= Kafr Jinnis =

Archaeological site in Israel

Kafr Jinnis (Arabic: كفر جنّس; Hebrew: כפר ג'ינס) is an ancient site in modern-day Israel, 2 kilometers west of Ben Gurion Airport in Israel's Central District.

== History ==
The site has been inhabited since at least the Roman period. Its name derives from the Greek personal name Γενναῖος/ Γέννιος (“high-born, noble").

In 1552, Haseki Hürrem Sultan, the favourite wife of Suleiman the Magnificent, endowed a quarter of the tax revenues of Kafr Jinnis to its Haseki Sultan Imaret in Jerusalem. Like neighnboring Jindas, the village belonged administratively to District of Gaza.

In 1596, Kafr Jinnis was home to 18 Muslim households. The villagers paid a fixed tax rate of 33,3% for the crops that they cultivated, which included wheat, barley, as well as on other types of property, such as goats and beehives, a total of 8,600 akce, all paid to a waqf.

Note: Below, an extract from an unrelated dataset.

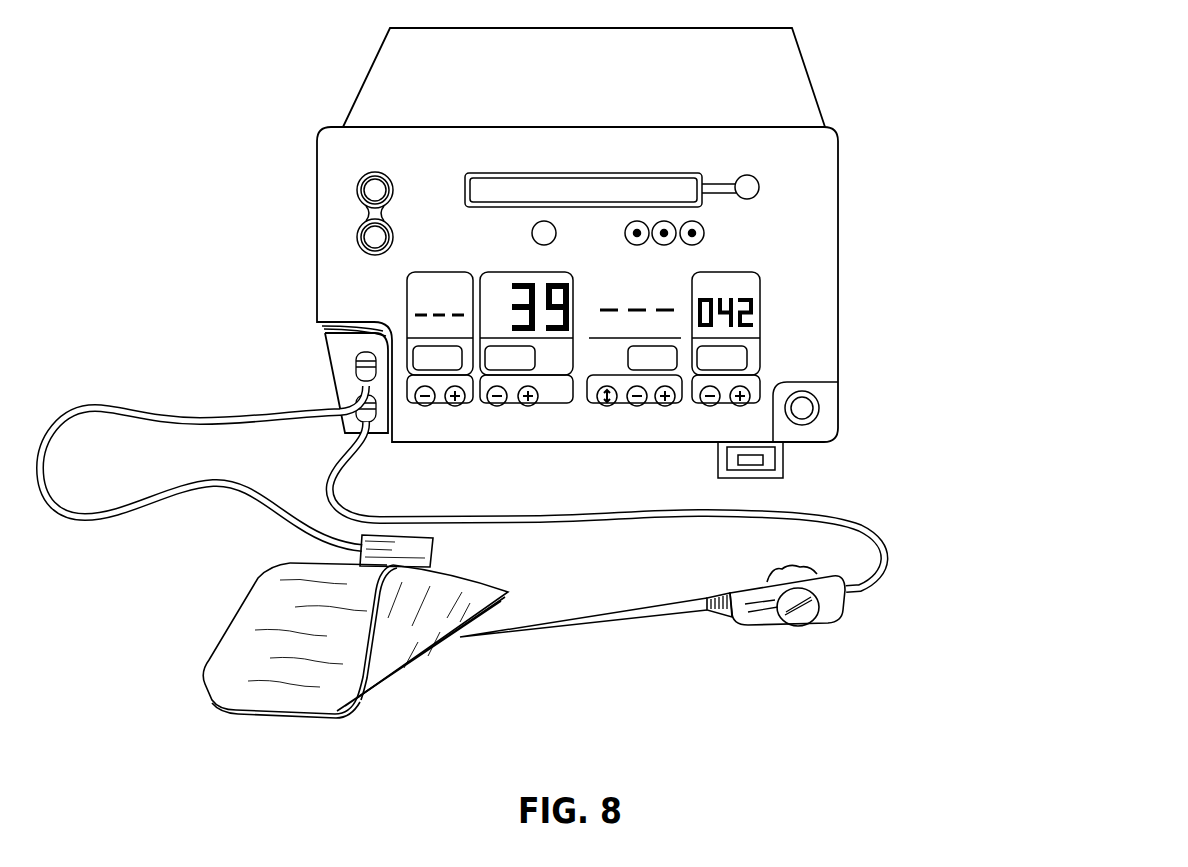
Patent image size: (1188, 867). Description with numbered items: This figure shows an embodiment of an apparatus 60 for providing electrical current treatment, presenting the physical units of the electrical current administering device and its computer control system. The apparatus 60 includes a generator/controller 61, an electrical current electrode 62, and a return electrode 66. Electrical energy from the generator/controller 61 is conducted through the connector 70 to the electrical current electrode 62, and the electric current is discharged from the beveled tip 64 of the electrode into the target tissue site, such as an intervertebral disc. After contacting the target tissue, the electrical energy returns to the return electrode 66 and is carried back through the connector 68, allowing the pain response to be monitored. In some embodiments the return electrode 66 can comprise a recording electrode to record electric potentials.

During the era of the British Mandate for Palestine, Kafr Jinnis railway station was built by the British military as part of a branch of the Eastern Railway to Al-Lubban during the Sinai and Palestine campaign of World War I; Kafr Jinnis was where the branch diverged from the Eastern Railway proper (see: Airport City railway station).